La información es enviada al pasado sin que nadie pueda impedirlo, lo que hace temer a los protagonistas del relato la aparición de una catástrofe sin precedentes. Sin embargo, no sólo no ocurre nada sino que finalmente otro científico les da la explicación de ello: Cualquier posible alteración del pasado ha sido realizada ya, por lo cual cualquier tipo de cambio es completamente imposible. Volviendo al relato, Asimov nos explica que tal intervención del científico loco no sólo no era perjudicial para el transcurso de la historia sino que, muy al contrario, resultaba imprescindible para que nuestro presente fuera precisamente como era. Aun más, el autor cita ciertas especulaciones filosóficas de los antiguos griegos, tales como la teoría atómica de Demócrito, como la prueba de que el texto del siglo XX había llegado realmente a su destino... Como era obligado que ocurriese.
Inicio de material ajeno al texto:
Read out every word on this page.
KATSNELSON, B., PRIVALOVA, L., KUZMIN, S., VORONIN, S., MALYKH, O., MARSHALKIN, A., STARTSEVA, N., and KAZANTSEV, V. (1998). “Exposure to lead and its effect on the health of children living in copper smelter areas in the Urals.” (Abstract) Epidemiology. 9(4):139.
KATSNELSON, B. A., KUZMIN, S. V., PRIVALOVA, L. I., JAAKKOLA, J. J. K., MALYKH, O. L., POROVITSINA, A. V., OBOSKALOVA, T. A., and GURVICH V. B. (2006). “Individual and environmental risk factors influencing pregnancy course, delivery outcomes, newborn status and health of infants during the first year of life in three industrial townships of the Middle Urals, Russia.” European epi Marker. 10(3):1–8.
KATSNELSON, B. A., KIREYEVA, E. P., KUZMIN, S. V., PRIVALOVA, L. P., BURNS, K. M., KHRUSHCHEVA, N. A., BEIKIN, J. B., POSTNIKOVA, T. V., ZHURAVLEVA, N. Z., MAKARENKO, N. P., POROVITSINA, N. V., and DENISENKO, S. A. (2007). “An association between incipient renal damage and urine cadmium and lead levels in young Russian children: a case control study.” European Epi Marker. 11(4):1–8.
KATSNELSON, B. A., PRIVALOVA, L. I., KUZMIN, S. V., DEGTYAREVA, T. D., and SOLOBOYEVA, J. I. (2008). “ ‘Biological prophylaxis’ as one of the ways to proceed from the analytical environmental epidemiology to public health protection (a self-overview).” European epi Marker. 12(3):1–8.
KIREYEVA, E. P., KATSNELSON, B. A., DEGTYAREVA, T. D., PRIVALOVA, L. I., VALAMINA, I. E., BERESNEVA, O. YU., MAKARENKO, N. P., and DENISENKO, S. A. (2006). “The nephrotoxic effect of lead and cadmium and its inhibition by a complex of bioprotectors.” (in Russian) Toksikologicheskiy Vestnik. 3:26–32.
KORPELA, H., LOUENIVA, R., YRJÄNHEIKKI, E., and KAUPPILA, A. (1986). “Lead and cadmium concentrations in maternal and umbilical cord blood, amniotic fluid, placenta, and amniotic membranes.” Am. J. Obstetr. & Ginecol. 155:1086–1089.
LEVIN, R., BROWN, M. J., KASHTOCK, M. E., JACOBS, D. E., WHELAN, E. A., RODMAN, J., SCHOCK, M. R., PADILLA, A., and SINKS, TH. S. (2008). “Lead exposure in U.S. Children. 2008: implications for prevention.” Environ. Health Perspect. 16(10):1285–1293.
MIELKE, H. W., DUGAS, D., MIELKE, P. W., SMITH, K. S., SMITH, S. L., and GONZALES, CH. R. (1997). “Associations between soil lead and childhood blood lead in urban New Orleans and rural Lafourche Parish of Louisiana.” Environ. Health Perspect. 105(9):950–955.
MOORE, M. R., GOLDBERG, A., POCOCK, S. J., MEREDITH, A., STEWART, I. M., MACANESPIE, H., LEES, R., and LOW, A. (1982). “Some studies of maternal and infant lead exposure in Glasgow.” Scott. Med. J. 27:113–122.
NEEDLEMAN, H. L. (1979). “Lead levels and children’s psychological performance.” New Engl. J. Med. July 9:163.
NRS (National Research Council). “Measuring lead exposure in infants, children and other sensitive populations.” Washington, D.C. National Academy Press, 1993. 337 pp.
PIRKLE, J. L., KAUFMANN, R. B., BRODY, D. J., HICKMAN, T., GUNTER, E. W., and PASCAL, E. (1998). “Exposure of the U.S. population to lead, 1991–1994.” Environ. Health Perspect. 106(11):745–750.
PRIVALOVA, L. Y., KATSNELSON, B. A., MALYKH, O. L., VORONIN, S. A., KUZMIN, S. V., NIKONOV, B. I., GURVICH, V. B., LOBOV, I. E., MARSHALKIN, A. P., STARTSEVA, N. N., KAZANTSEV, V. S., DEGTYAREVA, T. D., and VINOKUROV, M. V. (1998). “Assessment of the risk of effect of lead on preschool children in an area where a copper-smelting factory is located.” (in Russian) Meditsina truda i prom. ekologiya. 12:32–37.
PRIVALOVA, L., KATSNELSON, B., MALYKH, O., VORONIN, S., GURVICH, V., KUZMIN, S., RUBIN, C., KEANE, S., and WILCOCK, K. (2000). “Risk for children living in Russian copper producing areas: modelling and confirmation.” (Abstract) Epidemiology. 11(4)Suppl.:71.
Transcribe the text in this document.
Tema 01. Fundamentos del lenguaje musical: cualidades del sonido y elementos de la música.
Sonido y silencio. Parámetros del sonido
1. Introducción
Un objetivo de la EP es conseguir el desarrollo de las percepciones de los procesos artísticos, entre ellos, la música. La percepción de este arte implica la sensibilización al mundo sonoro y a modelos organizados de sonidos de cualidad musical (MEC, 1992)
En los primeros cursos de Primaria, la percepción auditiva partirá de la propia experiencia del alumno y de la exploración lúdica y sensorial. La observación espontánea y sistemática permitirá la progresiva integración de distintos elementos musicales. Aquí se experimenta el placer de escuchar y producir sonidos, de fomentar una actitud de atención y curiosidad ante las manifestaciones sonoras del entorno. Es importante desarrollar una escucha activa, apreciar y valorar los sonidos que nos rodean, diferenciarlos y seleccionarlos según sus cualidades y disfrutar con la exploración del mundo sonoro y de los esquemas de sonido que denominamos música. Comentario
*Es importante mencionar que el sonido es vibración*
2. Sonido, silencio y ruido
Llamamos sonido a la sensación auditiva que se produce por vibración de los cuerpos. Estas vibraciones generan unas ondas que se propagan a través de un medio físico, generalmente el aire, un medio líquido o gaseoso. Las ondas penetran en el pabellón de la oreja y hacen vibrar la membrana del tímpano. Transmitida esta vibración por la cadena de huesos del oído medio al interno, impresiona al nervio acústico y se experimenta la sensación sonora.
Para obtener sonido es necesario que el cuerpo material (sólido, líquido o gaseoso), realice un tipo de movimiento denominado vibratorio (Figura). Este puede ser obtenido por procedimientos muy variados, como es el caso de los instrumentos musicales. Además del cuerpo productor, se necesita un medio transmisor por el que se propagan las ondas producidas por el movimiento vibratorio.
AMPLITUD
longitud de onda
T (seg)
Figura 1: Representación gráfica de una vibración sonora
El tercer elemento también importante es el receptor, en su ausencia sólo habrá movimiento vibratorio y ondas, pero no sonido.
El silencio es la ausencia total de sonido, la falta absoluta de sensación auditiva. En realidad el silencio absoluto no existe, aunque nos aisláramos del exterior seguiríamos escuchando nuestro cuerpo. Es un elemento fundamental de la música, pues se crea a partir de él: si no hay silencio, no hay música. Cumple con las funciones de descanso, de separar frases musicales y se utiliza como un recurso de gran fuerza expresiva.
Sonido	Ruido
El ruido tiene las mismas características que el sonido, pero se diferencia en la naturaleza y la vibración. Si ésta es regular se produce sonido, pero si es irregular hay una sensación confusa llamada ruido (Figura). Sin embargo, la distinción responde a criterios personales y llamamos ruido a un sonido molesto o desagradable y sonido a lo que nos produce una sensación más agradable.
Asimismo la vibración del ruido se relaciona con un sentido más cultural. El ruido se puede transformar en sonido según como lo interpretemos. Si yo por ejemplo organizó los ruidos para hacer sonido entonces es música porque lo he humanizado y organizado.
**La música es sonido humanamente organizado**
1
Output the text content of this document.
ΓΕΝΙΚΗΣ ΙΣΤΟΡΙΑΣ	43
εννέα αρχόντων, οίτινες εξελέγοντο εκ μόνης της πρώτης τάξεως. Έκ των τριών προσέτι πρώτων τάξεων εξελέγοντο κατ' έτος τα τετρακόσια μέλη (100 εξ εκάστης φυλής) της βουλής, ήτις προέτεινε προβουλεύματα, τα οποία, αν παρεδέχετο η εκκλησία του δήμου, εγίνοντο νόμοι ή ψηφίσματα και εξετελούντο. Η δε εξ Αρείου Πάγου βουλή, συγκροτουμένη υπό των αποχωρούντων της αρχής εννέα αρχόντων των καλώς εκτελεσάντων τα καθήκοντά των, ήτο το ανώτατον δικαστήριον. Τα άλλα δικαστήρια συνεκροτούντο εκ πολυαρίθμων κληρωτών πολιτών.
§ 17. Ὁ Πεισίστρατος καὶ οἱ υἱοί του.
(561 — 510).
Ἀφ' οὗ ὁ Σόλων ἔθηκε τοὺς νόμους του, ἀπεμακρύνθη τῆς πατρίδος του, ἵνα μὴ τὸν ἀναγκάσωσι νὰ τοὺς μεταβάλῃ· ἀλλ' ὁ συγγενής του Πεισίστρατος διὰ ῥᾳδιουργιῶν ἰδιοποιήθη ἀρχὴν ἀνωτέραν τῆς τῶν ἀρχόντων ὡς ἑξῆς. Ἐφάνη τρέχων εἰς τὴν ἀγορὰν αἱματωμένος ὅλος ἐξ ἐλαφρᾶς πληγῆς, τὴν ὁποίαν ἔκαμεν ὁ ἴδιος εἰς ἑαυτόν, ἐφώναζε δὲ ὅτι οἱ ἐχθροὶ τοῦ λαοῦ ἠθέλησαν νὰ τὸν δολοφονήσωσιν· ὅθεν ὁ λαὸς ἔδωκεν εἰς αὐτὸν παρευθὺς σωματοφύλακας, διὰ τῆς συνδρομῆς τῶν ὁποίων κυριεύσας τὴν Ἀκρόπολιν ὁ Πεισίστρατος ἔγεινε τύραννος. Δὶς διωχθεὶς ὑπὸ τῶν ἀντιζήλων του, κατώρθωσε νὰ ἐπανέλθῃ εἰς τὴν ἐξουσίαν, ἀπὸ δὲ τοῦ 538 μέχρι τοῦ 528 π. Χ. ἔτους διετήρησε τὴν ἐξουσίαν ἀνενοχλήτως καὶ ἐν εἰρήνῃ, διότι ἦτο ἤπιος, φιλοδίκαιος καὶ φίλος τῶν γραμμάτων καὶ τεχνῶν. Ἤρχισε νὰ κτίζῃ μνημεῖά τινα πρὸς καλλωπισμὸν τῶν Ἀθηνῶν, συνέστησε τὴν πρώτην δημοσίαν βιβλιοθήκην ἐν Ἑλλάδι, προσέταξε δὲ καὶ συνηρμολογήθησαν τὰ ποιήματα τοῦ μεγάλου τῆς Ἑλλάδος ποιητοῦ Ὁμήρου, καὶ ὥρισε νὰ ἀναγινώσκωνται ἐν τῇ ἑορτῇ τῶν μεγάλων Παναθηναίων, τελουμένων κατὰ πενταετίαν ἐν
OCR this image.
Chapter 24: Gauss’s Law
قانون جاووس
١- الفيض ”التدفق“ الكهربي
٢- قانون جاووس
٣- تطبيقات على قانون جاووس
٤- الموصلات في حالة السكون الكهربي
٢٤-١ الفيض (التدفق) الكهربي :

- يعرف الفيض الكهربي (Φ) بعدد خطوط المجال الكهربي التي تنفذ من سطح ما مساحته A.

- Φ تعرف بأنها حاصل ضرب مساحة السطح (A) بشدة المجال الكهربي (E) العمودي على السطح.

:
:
Todo esto estaba muy bien, pero a mí no me consolaba. Para empezar yo sí había alterado realmente el pasado, y de qué manera; además, recordé con malestar, en ese mismo relato Asimov hablaba de una cierta inercia temporal que hacía que los posibles cambios históricos no se produjeran de forma inmediata sino al cabo de cierto tiempo... Claro está que se trataba de un simple cuento de ciencia ficción, pero ¿y si era cierto? ¿Y si estaba viviendo los últimos momentos del mundo que yo siempre había conocido? El temor a que pudiera ser así me espantó.

¿Pero qué hacer para evitarlo, cuando ni tan siquiera sabía lo que había ocurrido? Era evidente que había incurrido en una paradoja temporal, pero ignoraba en qué había consistido ésta y, lo que todavía era peor, desconocía la manera de evitarla.

¿Debería volver una vez más al Calvario buscando la manera de impedir el desaguisado? Bastaría con ajustar ligeramente los controles para llegar allí tan sólo unos minutos antes de mi primera aparición, pero ¿serviría esto de algo? Probablemente tan sólo conseguiría adelantar la catástrofe, me dije con desaliento. Además, si mi otro yo del futuro relativo (es decir, mi actual presente) hubiera decidido viajar a un pasado ligeramente anterior al de mi yo del primer salto, cuando éste último llegara al siglo I debería haberse encontrado con lo que para él era su yo del futuro, y recordaba perfectamente que yo había sido, aunque por muy poco tiempo, el primero de todos ellos.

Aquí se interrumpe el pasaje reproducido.